En effet, grâce à l’appui de BGFIBank, son principal réservoir en ressources humaines pour les postes de directeur général, directeur général adjoint ou directeur financier, l’Association des Jeunes émergents volontaires (Ajev) a fait tomber dans son escarcelle, à tour de rôle, la direction générale de la Caisse des dépôts et consignations (CDC), la direction générale de la Comptabilité publique et du Trésor (DGCPT), la direction générale de la Société gabonaise d’entreposage des produits pétroliers (SGEPP), notamment. En plus de quoi, l’univers ajévien contrôle la direction générale des Impôts, la direction générale de l’ANPI-Gabon et, d’une certaine manière, la direction générale de la Caisse de stabilisation et de péréquation (Caistab), ainsi que des secteurs aussi fondamentaux que le pétrole et les mines, avec la Gabon Oil Company (GOC), la Société équatoriale des mines (SEM). Outre ces domaines, la pieuvre ajévienne contrôle aussi bien le secteur de l’assurance, avec la Caisse nationale d’Assurance-maladie et de garantie sociale (CNAMGS) et la Caisse nationale de sécurité sociale (CNSS) que le secteur des ports et aéroports avec l’Office des Ports et Rades du Gabon (Oprag) et l’Agence nationale de l’aviation civile (Anac).

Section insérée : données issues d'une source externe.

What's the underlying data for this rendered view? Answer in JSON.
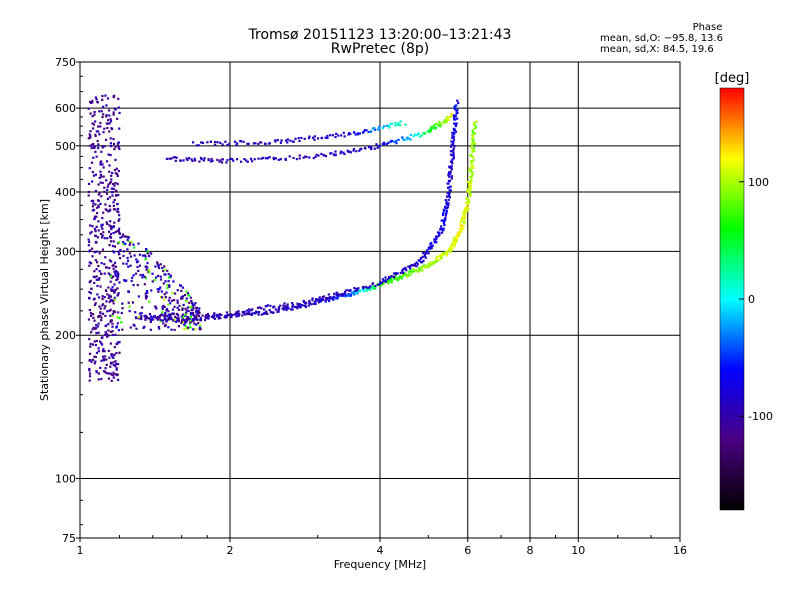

Au-delà de la prise de pouvoir, l’Ajev a renforcé ses positions. On pourrait citer l’exemple de la SGEPP. Jusqu’au 18 juillet dernier, c’est le Pr. Michel Mboussou, dernier Mohican parmi les proches d’Ali Bongo dirigeant des entreprises, qui était aux commandes de cette structure. Aujourd’hui, l’Ajev y a fait nommer une ancienne patronne de la filiale gabonaise de BGFIBank.

Aujourd’hui, le Parti démocratique gabonais (PDG) se réduit comme peau de chagrin, «marabouté» par une association prétendument alliée et ayant refusé de disparaître en même temps que le Mouvement gabonais pour Ali Bongo Ondimba (Mogabo). L’opinion, ahurie, constate tout simplement la razzia de l’Ajev et ses structures avatars ainsi que son étonnante percée dans les hautes instances du parti politique censé être au pouvoir.

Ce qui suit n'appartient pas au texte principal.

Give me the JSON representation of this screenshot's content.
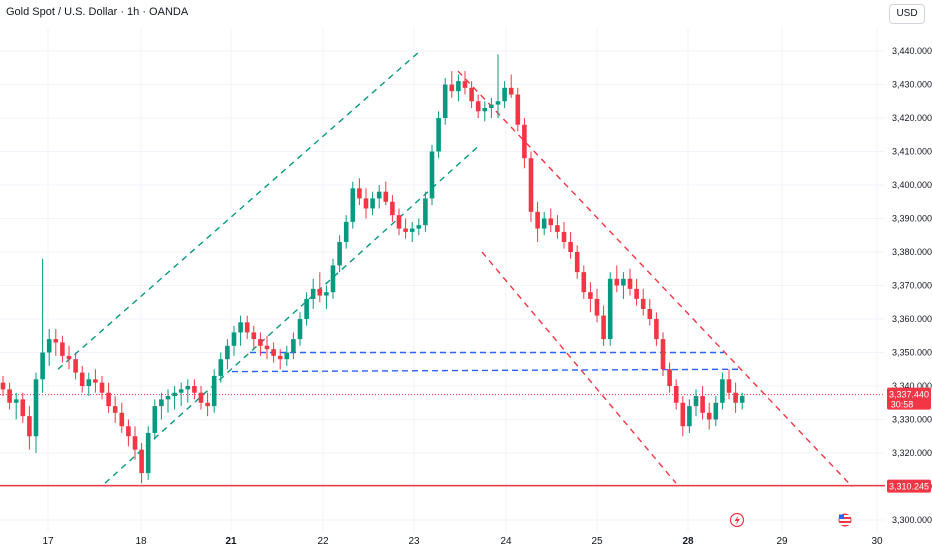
{
  "header": {
    "title": "Gold Spot / U.S. Dollar · 1h · OANDA",
    "currency_label": "USD"
  },
  "colors": {
    "up": "#089981",
    "down": "#f23645",
    "grid": "#f0f3fa",
    "channel_up": "#089981",
    "channel_down": "#f23645",
    "zone": "#2962ff",
    "support": "#f23645",
    "last_price": "#f23645"
  },
  "icons": {
    "event_flash": "lightning-icon",
    "event_flag": "us-flag-icon"
  },
  "chart_data": {
    "type": "candlestick",
    "title": "Gold Spot / U.S. Dollar · 1h · OANDA",
    "ylim": [
      3297,
      3446
    ],
    "y_ticks": [
      3300,
      3310,
      3320,
      3330,
      3340,
      3350,
      3360,
      3370,
      3380,
      3390,
      3400,
      3410,
      3420,
      3430,
      3440
    ],
    "y_tick_labels": [
      "3,300.000",
      "3,310.000",
      "3,320.000",
      "3,330.000",
      "3,340.000",
      "3,350.000",
      "3,360.000",
      "3,370.000",
      "3,380.000",
      "3,390.000",
      "3,400.000",
      "3,410.000",
      "3,420.000",
      "3,430.000",
      "3,440.000"
    ],
    "x_ticks": [
      {
        "label": "17",
        "bold": false
      },
      {
        "label": "18",
        "bold": false
      },
      {
        "label": "21",
        "bold": true
      },
      {
        "label": "22",
        "bold": false
      },
      {
        "label": "23",
        "bold": false
      },
      {
        "label": "24",
        "bold": false
      },
      {
        "label": "25",
        "bold": false
      },
      {
        "label": "28",
        "bold": true
      },
      {
        "label": "29",
        "bold": false
      },
      {
        "label": "30",
        "bold": false
      }
    ],
    "grid": true,
    "last_price": {
      "label": "3,337.440",
      "value": 3337.44,
      "countdown": "30:58"
    },
    "support_line": {
      "label": "3,310.245",
      "value": 3310.245
    },
    "candles_ohlc": [
      [
        3341,
        3343,
        3337,
        3339
      ],
      [
        3339,
        3341,
        3333,
        3335
      ],
      [
        3335,
        3338,
        3330,
        3336
      ],
      [
        3336,
        3338,
        3329,
        3331
      ],
      [
        3331,
        3334,
        3321,
        3325
      ],
      [
        3325,
        3344,
        3320,
        3342
      ],
      [
        3342,
        3378,
        3338,
        3350
      ],
      [
        3350,
        3357,
        3346,
        3354
      ],
      [
        3354,
        3357,
        3349,
        3353
      ],
      [
        3353,
        3355,
        3347,
        3349
      ],
      [
        3349,
        3352,
        3345,
        3348
      ],
      [
        3348,
        3350,
        3342,
        3344
      ],
      [
        3344,
        3346,
        3338,
        3340
      ],
      [
        3340,
        3344,
        3337,
        3342
      ],
      [
        3342,
        3345,
        3338,
        3341
      ],
      [
        3341,
        3343,
        3336,
        3338
      ],
      [
        3338,
        3341,
        3332,
        3334
      ],
      [
        3334,
        3337,
        3329,
        3332
      ],
      [
        3332,
        3335,
        3326,
        3328
      ],
      [
        3328,
        3330,
        3322,
        3325
      ],
      [
        3325,
        3328,
        3318,
        3321
      ],
      [
        3321,
        3323,
        3311,
        3314
      ],
      [
        3314,
        3328,
        3312,
        3326
      ],
      [
        3326,
        3336,
        3324,
        3334
      ],
      [
        3334,
        3338,
        3330,
        3336
      ],
      [
        3336,
        3339,
        3332,
        3337
      ],
      [
        3337,
        3340,
        3333,
        3338
      ],
      [
        3338,
        3341,
        3334,
        3339
      ],
      [
        3339,
        3342,
        3335,
        3340
      ],
      [
        3340,
        3342,
        3336,
        3338
      ],
      [
        3338,
        3340,
        3333,
        3335
      ],
      [
        3335,
        3338,
        3331,
        3334
      ],
      [
        3334,
        3345,
        3332,
        3343
      ],
      [
        3343,
        3350,
        3341,
        3348
      ],
      [
        3348,
        3354,
        3345,
        3352
      ],
      [
        3352,
        3358,
        3349,
        3356
      ],
      [
        3356,
        3361,
        3352,
        3359
      ],
      [
        3359,
        3361,
        3354,
        3356
      ],
      [
        3356,
        3358,
        3351,
        3354
      ],
      [
        3354,
        3356,
        3349,
        3352
      ],
      [
        3352,
        3355,
        3348,
        3351
      ],
      [
        3351,
        3353,
        3347,
        3349
      ],
      [
        3349,
        3351,
        3345,
        3348
      ],
      [
        3348,
        3352,
        3346,
        3350
      ],
      [
        3350,
        3356,
        3348,
        3354
      ],
      [
        3354,
        3362,
        3352,
        3360
      ],
      [
        3360,
        3368,
        3358,
        3366
      ],
      [
        3366,
        3372,
        3363,
        3369
      ],
      [
        3369,
        3374,
        3365,
        3367
      ],
      [
        3367,
        3370,
        3363,
        3368
      ],
      [
        3368,
        3378,
        3366,
        3376
      ],
      [
        3376,
        3385,
        3374,
        3383
      ],
      [
        3383,
        3391,
        3381,
        3389
      ],
      [
        3389,
        3401,
        3387,
        3399
      ],
      [
        3399,
        3402,
        3394,
        3396
      ],
      [
        3396,
        3399,
        3390,
        3393
      ],
      [
        3393,
        3398,
        3391,
        3396
      ],
      [
        3396,
        3400,
        3393,
        3398
      ],
      [
        3398,
        3401,
        3394,
        3395
      ],
      [
        3395,
        3397,
        3389,
        3391
      ],
      [
        3391,
        3393,
        3385,
        3387
      ],
      [
        3387,
        3390,
        3384,
        3386
      ],
      [
        3386,
        3389,
        3383,
        3387
      ],
      [
        3387,
        3390,
        3385,
        3388
      ],
      [
        3388,
        3398,
        3386,
        3396
      ],
      [
        3396,
        3412,
        3394,
        3410
      ],
      [
        3410,
        3422,
        3408,
        3420
      ],
      [
        3420,
        3432,
        3418,
        3430
      ],
      [
        3430,
        3434,
        3426,
        3428
      ],
      [
        3428,
        3433,
        3425,
        3431
      ],
      [
        3431,
        3434,
        3427,
        3429
      ],
      [
        3429,
        3431,
        3423,
        3425
      ],
      [
        3425,
        3427,
        3420,
        3422
      ],
      [
        3422,
        3425,
        3419,
        3423
      ],
      [
        3423,
        3426,
        3420,
        3424
      ],
      [
        3424,
        3439,
        3420,
        3425
      ],
      [
        3425,
        3431,
        3423,
        3429
      ],
      [
        3429,
        3433,
        3426,
        3427
      ],
      [
        3427,
        3429,
        3416,
        3418
      ],
      [
        3418,
        3420,
        3405,
        3408
      ],
      [
        3408,
        3410,
        3389,
        3392
      ],
      [
        3392,
        3395,
        3383,
        3387
      ],
      [
        3387,
        3392,
        3385,
        3390
      ],
      [
        3390,
        3393,
        3386,
        3388
      ],
      [
        3388,
        3391,
        3384,
        3386
      ],
      [
        3386,
        3389,
        3381,
        3383
      ],
      [
        3383,
        3386,
        3378,
        3380
      ],
      [
        3380,
        3382,
        3372,
        3374
      ],
      [
        3374,
        3376,
        3366,
        3368
      ],
      [
        3368,
        3371,
        3362,
        3366
      ],
      [
        3366,
        3369,
        3359,
        3361
      ],
      [
        3361,
        3364,
        3352,
        3354
      ],
      [
        3354,
        3374,
        3352,
        3372
      ],
      [
        3372,
        3376,
        3368,
        3370
      ],
      [
        3370,
        3374,
        3366,
        3372
      ],
      [
        3372,
        3375,
        3367,
        3369
      ],
      [
        3369,
        3372,
        3364,
        3366
      ],
      [
        3366,
        3369,
        3361,
        3363
      ],
      [
        3363,
        3366,
        3358,
        3360
      ],
      [
        3360,
        3362,
        3352,
        3354
      ],
      [
        3354,
        3356,
        3343,
        3345
      ],
      [
        3345,
        3347,
        3338,
        3340
      ],
      [
        3340,
        3342,
        3333,
        3335
      ],
      [
        3335,
        3337,
        3325,
        3328
      ],
      [
        3328,
        3336,
        3326,
        3334
      ],
      [
        3334,
        3339,
        3331,
        3337
      ],
      [
        3337,
        3340,
        3330,
        3332
      ],
      [
        3332,
        3335,
        3327,
        3330
      ],
      [
        3330,
        3337,
        3328,
        3335
      ],
      [
        3335,
        3344,
        3333,
        3342
      ],
      [
        3342,
        3345,
        3336,
        3338
      ],
      [
        3338,
        3341,
        3332,
        3335
      ],
      [
        3335,
        3338,
        3333,
        3337
      ]
    ],
    "drawings": {
      "ascending_channel": {
        "style": "dashed"
      },
      "descending_channel": {
        "style": "dashed"
      },
      "horizontal_zone": {
        "style": "dashed"
      }
    }
  }
}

Appétit grotesque et infini pour le pouvoir, dérive hégémonique, absence d’amour pour le Gabon

Deux ans après l’arrivée de son chef au cabinet du président de la République, l’Ajev s’est transformée en pieuvre. Elle se retrouve partout et n’entend pas céder un bout de terrain. Des PDGistes d’un certain âge sont remerciés de leur position, et leurs proches sont jetés au rebut. Sans pitié, sans regret. Parce que l’objectif de l’Ajev est de massifier «l’or jeune», elle estime qu’à un certain âge – généralement au-delà de 55 ans – même si on est membre du PDG, on n’a plus le droit de prétendre à une nomination à un éminent poste de responsabilité. Ces derniers temps, une nouvelle petite musique se fait entendre : «vous pouvez servir le pays sans avoir une nomination», répond-on à des responsables politiques encartés PDG. Le tout récent remplacement du jeune Arnaud Engandji par Mathias Otounga Ossibadjouo (59 ans) a visiblement été dicté par l’urgence et le dosage ethnique.

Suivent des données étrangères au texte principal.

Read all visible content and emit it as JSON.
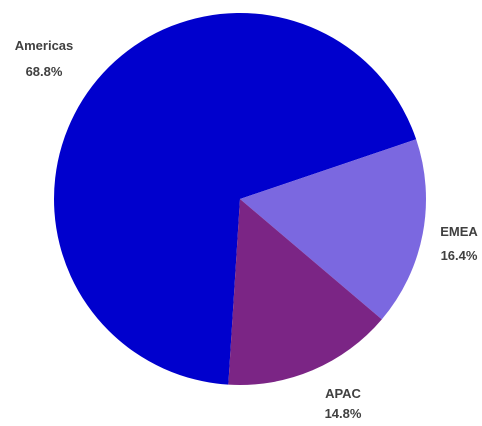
{
  "chart_data": {
    "type": "pie",
    "title": "",
    "legend": "none",
    "slices": [
      {
        "label": "Americas",
        "value": 68.8,
        "value_label": "68.8%",
        "color": "#0000CD"
      },
      {
        "label": "EMEA",
        "value": 16.4,
        "value_label": "16.4%",
        "color": "#7B68E0"
      },
      {
        "label": "APAC",
        "value": 14.8,
        "value_label": "14.8%",
        "color": "#7B2585"
      }
    ]
  }
}
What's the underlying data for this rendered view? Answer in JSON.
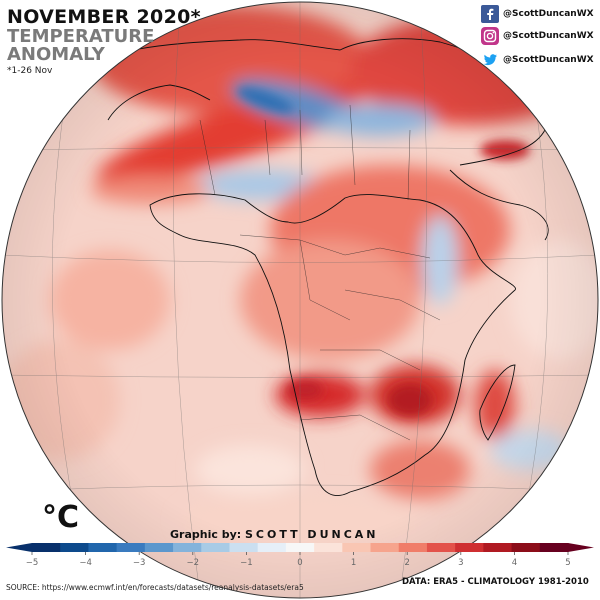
{
  "header": {
    "title": "NOVEMBER 2020*",
    "subtitle_line1": "TEMPERATURE",
    "subtitle_line2": "ANOMALY",
    "note": "*1-26 Nov"
  },
  "social": [
    {
      "icon": "facebook-icon",
      "handle": "@ScottDuncanWX",
      "color": "#3b5998"
    },
    {
      "icon": "instagram-icon",
      "handle": "@ScottDuncanWX",
      "color": "#c1358a"
    },
    {
      "icon": "twitter-icon",
      "handle": "@ScottDuncanWX",
      "color": "#1da1f2"
    }
  ],
  "colorbar": {
    "unit": "°C",
    "ticks": [
      "−5",
      "−4",
      "−3",
      "−2",
      "−1",
      "0",
      "1",
      "2",
      "3",
      "4",
      "5"
    ],
    "min": -5,
    "max": 5,
    "colors": [
      "#08306b",
      "#0d4a8c",
      "#2166ac",
      "#3a7bbf",
      "#5b97cd",
      "#84b3db",
      "#a8cbe6",
      "#cbdff0",
      "#e6eff8",
      "#f7f7f7",
      "#fbe3da",
      "#f9c6b3",
      "#f6a48d",
      "#f07d69",
      "#e3524a",
      "#cf2f31",
      "#b01a22",
      "#8c0d19",
      "#67001f"
    ]
  },
  "credit": {
    "prefix": "Graphic by:",
    "name": "SCOTT DUNCAN"
  },
  "footer": {
    "source": "SOURCE: https://www.ecmwf.int/en/forecasts/datasets/reanalysis-datasets/era5",
    "data": "DATA: ERA5 - CLIMATOLOGY 1981-2010"
  }
}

L’Ajev, mouvement sectaire par définition, mène son bout de chemin, avec pour objectif d’atteindre les cimes du pouvoir, parce que le PDG d’abord, mais aussi la société tout entière, regardent sans mot dire. Le chemin est balisé. L’Ajev ne veut pas que l’histoire du Gabon s’écrive sans elle, sans «l’or jeune». L’association n’a plus fait de sortie en son nom depuis quelques mois, laissant le terrain et l’exhibitionnisme à ses avatars de Sociaux-Démocrates Gabonais (SDG) et à son Rassemblement pour la restauration des valeurs (RV). On l’a vu 5 octobre 2019, au stade de Nzeng-Ayong à Libreville : plus de casquettes et t-shirts blancs du PDG, supposée première force politique du pays ; rien que du bleu et du mauve, le bleu de RV et le violet de SDG.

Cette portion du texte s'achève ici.